The next step is to set up a mainboard directory for the mainboard. The general form of the tree for components and mainboards is src/part-type/vendor-name/mainboard-name, so for example for the ASUS CUA the tree in LinuxBIOS is: src/mainboard/asus/cua. The mainboard directory contains one mandatory file: Config. Config is used by the Python-based configuration tool to build several files for building LinuxBIOS for the mainboard. These files include a Makefile, ldscript file, crt0.S file, and several other files depending on what is in the Config file. Optional files include mainboard.c, for setting up mainboard-specific features of the mainboard; irq_tables.c, for setting up irq tables for the mainboard (irq tables are ALWAYS mainboard-specific); and config.example, so users have a sample config file for the mainboard when they build it. There are enough existing mainboard targets for LinuxBIOS that we can usually find a mainboard that is close enough to use as a starting point. Thanks to one of our contributors there is a generic 440bx mainboard directory (not really guaranteed to work for everyone) called src/mainboard/intel/l440bx. The Config file in this directory is definitely wrong, since it specifies the wrong superio. Here is the original Config file. As you can see it specifies most things correctly save for the wrong Super IO part (it uses and SMC part). Here is the corrected version of Config for the SBC 710. The differences are minor:

7c7
< mainboardinit superio/NSC/pc87309/setup_serial.inc
---
> # mainboardinit superio/NSC/pc87309/setup_serial.inc
13c13,15
< superio NSC/pc87309
---
> #superio NSC/pc87309
> nsuperio winbond/w83977ef keyboard=1
> nsuperio winbond/w83877tf
24a27,29
> 
> option UPDATE_MICROCODE
> option MTRR_ONLY_TOP_64K_FLASH

We have to comment out the setup_serial.inc (we don't know which one to use yet); and we change the Super IO parts. Finally we always enable UPDATE_MICROCODE since this board always uses PIIIs and we know that some of them will need microcode patches. If you check out the CVS tree, you can see we also add a mainboard.c:

mainboard_fixup()
{
  void southbridge_fixup(void);
  southbridge_fixup();
}

This code is needed to fix up the PIIX4E for Linux use. The other code files, irq_tables.c and do_ramtest.inc, are also used for the SBC 710. Finally we provide an example.config to make it easy to build LinuxBIOS for the SBC 710.

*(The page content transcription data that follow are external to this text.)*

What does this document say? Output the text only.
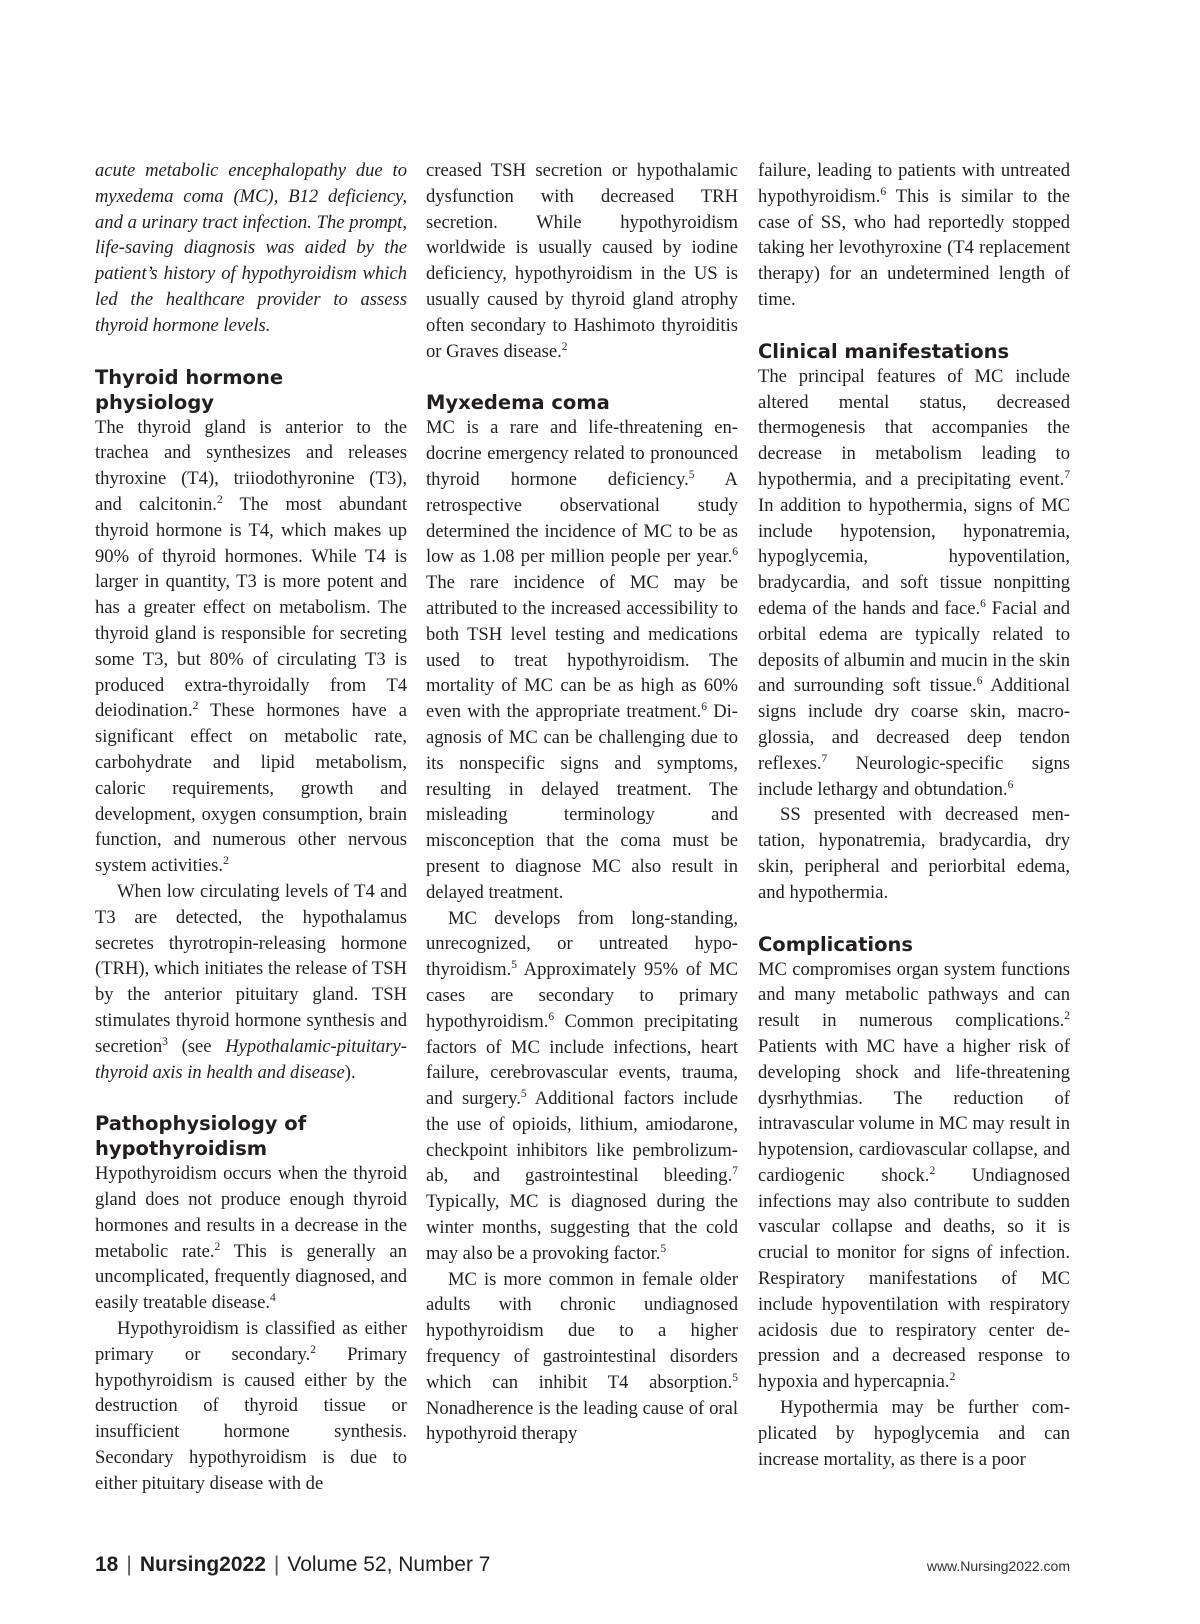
acute metabolic encephalopathy due to myxedema coma (MC), B12 deficiency, and a urinary tract infection. The prompt, life-saving diagnosis was aided by the patient’s history of hypothyroidism which led the healthcare provider to assess thyroid hormone levels.

Thyroid hormone physiology

The thyroid gland is anterior to the trachea and synthesizes and releases thyroxine (T4), triiodothyronine (T3), and calcitonin.$^2$ The most abundant thyroid hormone is T4, which makes up 90% of thyroid hormones. While T4 is larger in quantity, T3 is more potent and has a greater effect on metabolism. The thyroid gland is responsible for secreting some T3, but 80% of circulating T3 is produced extra-thyroidally from T4 deiodination.$^2$ These hormones have a significant effect on metabolic rate, carbohydrate and lipid metabolism, caloric requirements, growth and development, oxygen consumption, brain function, and numerous other nervous system activities.$^2$

When low circulating levels of T4 and T3 are detected, the hypothalamus secretes thyrotropin-releasing hormone (TRH), which initiates the release of TSH by the anterior pituitary gland. TSH stimulates thyroid hormone synthesis and secretion$^3$ (see Hypothalamic-pituitary-thyroid axis in health and disease).

Pathophysiology of hypothyroidism

Hypothyroidism occurs when the thyroid gland does not produce enough thyroid hormones and results in a decrease in the metabolic rate.$^2$ This is generally an uncomplicated, frequently diagnosed, and easily treatable disease.$^4$

Hypothyroidism is classified as either primary or secondary.$^2$ Primary hypothyroidism is caused either by the destruction of thyroid tissue or insufficient hormone synthesis. Secondary hypothyroidism is due to either pituitary disease with de

creased TSH secretion or hypothalamic dysfunction with decreased TRH secretion. While hypothyroidism worldwide is usually caused by iodine deficiency, hypothyroidism in the US is usually caused by thyroid gland atrophy often secondary to Hashimoto thyroiditis or Graves disease.$^2$

Myxedema coma

MC is a rare and life-threatening endocrine emergency related to pronounced thyroid hormone deficiency.$^5$ A retrospective observational study determined the incidence of MC to be as low as 1.08 per million people per year.$^6$ The rare incidence of MC may be attributed to the increased accessibility to both TSH level testing and medications used to treat hypothyroidism. The mortality of MC can be as high as 60% even with the appropriate treatment.$^6$ Diagnosis of MC can be challenging due to its nonspecific signs and symptoms, resulting in delayed treatment. The misleading terminology and misconception that the coma must be present to diagnose MC also result in delayed treatment.

MC develops from long-standing, unrecognized, or untreated hypothyroidism.$^5$ Approximately 95% of MC cases are secondary to primary hypothyroidism.$^6$ Common precipitating factors of MC include infections, heart failure, cerebrovascular events, trauma, and surgery.$^5$ Additional factors include the use of opioids, lithium, amiodarone, checkpoint inhibitors like pembrolizumab, and gastrointestinal bleeding.$^7$ Typically, MC is diagnosed during the winter months, suggesting that the cold may also be a provoking factor.$^5$

MC is more common in female older adults with chronic undiagnosed hypothyroidism due to a higher frequency of gastrointestinal disorders which can inhibit T4 absorption.$^5$ Nonadherence is the leading cause of oral hypothyroid therapy

failure, leading to patients with untreated hypothyroidism.$^6$ This is similar to the case of SS, who had reportedly stopped taking her levothyroxine (T4 replacement therapy) for an undetermined length of time.

Clinical manifestations

The principal features of MC include altered mental status, decreased thermogenesis that accompanies the decrease in metabolism leading to hypothermia, and a precipitating event.$^7$ In addition to hypothermia, signs of MC include hypotension, hyponatremia, hypoglycemia, hypoventilation, bradycardia, and soft tissue nonpitting edema of the hands and face.$^6$ Facial and orbital edema are typically related to deposits of albumin and mucin in the skin and surrounding soft tissue.$^6$ Additional signs include dry coarse skin, macroglossia, and decreased deep tendon reflexes.$^7$ Neurologic-specific signs include lethargy and obtundation.$^6$

SS presented with decreased mentation, hyponatremia, bradycardia, dry skin, peripheral and periorbital edema, and hypothermia.

Complications

MC compromises organ system functions and many metabolic pathways and can result in numerous complications.$^2$ Patients with MC have a higher risk of developing shock and life-threatening dysrhythmias. The reduction of intravascular volume in MC may result in hypotension, cardiovascular collapse, and cardiogenic shock.$^2$ Undiagnosed infections may also contribute to sudden vascular collapse and deaths, so it is crucial to monitor for signs of infection. Respiratory manifestations of MC include hypoventilation with respiratory acidosis due to respiratory center depression and a decreased response to hypoxia and hypercapnia.$^2$

Hypothermia may be further complicated by hypoglycemia and can increase mortality, as there is a poor

18 | Nursing2022 | Volume 52, Number 7	www.Nursing2022.com
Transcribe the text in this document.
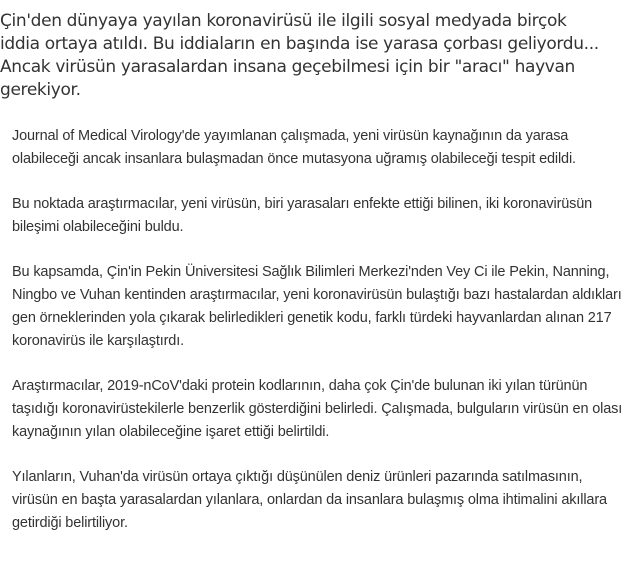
Çin'den dünyaya yayılan koronavirüsü ile ilgili sosyal medyada birçok iddia ortaya atıldı. Bu iddiaların en başında ise yarasa çorbası geliyordu... Ancak virüsün yarasalardan insana geçebilmesi için bir "aracı" hayvan gerekiyor.

Journal of Medical Virology'de yayımlanan çalışmada, yeni virüsün kaynağının da yarasa olabileceği ancak insanlara bulaşmadan önce mutasyona uğramış olabileceği tespit edildi.

Bu noktada araştırmacılar, yeni virüsün, biri yarasaları enfekte ettiği bilinen, iki koronavirüsün bileşimi olabileceğini buldu.

Bu kapsamda, Çin'in Pekin Üniversitesi Sağlık Bilimleri Merkezi'nden Vey Ci ile Pekin, Nanning, Ningbo ve Vuhan kentinden araştırmacılar, yeni koronavirüsün bulaştığı bazı hastalardan aldıkları gen örneklerinden yola çıkarak belirledikleri genetik kodu, farklı türdeki hayvanlardan alınan 217 koronavirüs ile karşılaştırdı.

Araştırmacılar, 2019-nCoV'daki protein kodlarının, daha çok Çin'de bulunan iki yılan türünün taşıdığı koronavirüstekilerle benzerlik gösterdiğini belirledi. Çalışmada, bulguların virüsün en olası kaynağının yılan olabileceğine işaret ettiği belirtildi.

Yılanların, Vuhan'da virüsün ortaya çıktığı düşünülen deniz ürünleri pazarında satılmasının, virüsün en başta yarasalardan yılanlara, onlardan da insanlara bulaşmış olma ihtimalini akıllara getirdiği belirtiliyor.
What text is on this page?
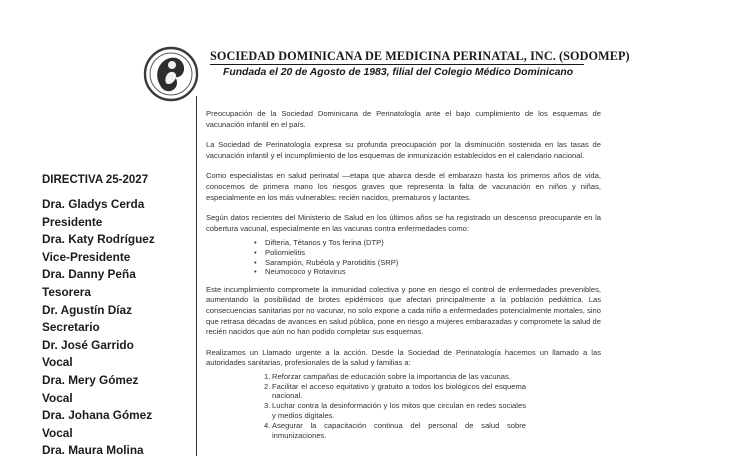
SOCIEDAD DOMINICANA DE MEDICINA PERINATAL, INC. (SODOMEP)
Fundada el 20 de Agosto de 1983, filial del Colegio Médico Dominicano
DIRECTIVA 25-2027
Dra. Gladys Cerda
Presidente
Dra. Katy Rodríguez
Vice-Presidente
Dra. Danny Peña
Tesorera
Dr. Agustín Díaz
Secretario
Dr. José Garrido
Vocal
Dra. Mery Gómez
Vocal
Dra. Johana Gómez
Vocal
Dra. Maura Molina

Preocupación de la Sociedad Dominicana de Perinatología ante el bajo cumplimiento de los esquemas de vacunación infantil en el país.

La Sociedad de Perinatología expresa su profunda preocupación por la disminución sostenida en las tasas de vacunación infantil y el incumplimiento de los esquemas de inmunización establecidos en el calendario nacional.

Como especialistas en salud perinatal —etapa que abarca desde el embarazo hasta los primeros años de vida, conocemos de primera mano los riesgos graves que representa la falta de vacunación en niños y niñas, especialmente en los más vulnerables: recién nacidos, prematuros y lactantes.

Según datos recientes del Ministerio de Salud en los últimos años se ha registrado un descenso preocupante en la cobertura vacunal, especialmente en las vacunas contra enfermedades como:

• Difteria, Tétanos y Tos ferina (DTP)
• Poliomielitis
• Sarampión, Rubéola y Parotiditis (SRP)
• Neumococo y Rotavirus

Este incumplimiento compromete la inmunidad colectiva y pone en riesgo el control de enfermedades prevenibles, aumentando la posibilidad de brotes epidémicos que afectan principalmente a la población pediátrica. Las consecuencias sanitarias por no vacunar, no solo expone a cada niño a enfermedades potencialmente mortales, sino que retrasa décadas de avances en salud pública, pone en riesgo a mujeres embarazadas y compromete la salud de recién nacidos que aún no han podido completar sus esquemas.

Realizamos un Llamado urgente a la acción. Desde la Sociedad de Perinatología hacemos un llamado a las autoridades sanitarias, profesionales de la salud y familias a:

1. Reforzar campañas de educación sobre la importancia de las vacunas.
2. Facilitar el acceso equitativo y gratuito a todos los biológicos del esquema nacional.
3. Luchar contra la desinformación y los mitos que circulan en redes sociales y medios digitales.
4. Asegurar la capacitación continua del personal de salud sobre inmunizaciones.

Building a LinuxBIOS for your target

To build LinuxBIOS, you need to create a config file. Here is the starting point for this mainboard.

# Sample config file for technoland sbc710

target tlsbc710

mainboard technoland/sbc710 

# Enable Serial Console for debugging
option SERIAL_CONSOLE
option NO_KEYBOARD

option INBUF_COPY
option DEFAULT_CONSOLE_LOGLEVEL=9
option DEBUG
option USE_GENERIC_ROM=1

# Path to your kernel (vmlinux)
linux ~/src/bios/linux-2.4.7-sis

# Kernel command line parameters
commandline root=/dev/hda6 console=ttyS0,115200 FS_MODE=ro hda=flash hdb=flash

We name the target directory, the mainboard, and set some options. For more information on the options in a configuration file see the CVS tree; look in Documentation at the configmanual.ps document. To build this linuxbios tree, you need to figure out where you want to build it, figure out where you linux is, and fix the file as needed. For testing we take the file as is and run the config tool:

python ~/src/freebios/util/config/NLBConfig.py config.example ~/src/freebios/

The build is fine.

Burning a FLASH or DoC part

You will next need to burn the 256KB flash part used in the SBC 710. For this purpose we use our AMD SMP systems and either the MTD utilities or a user-mode program. We will be experimenting with MTD on the SBC 710 as well.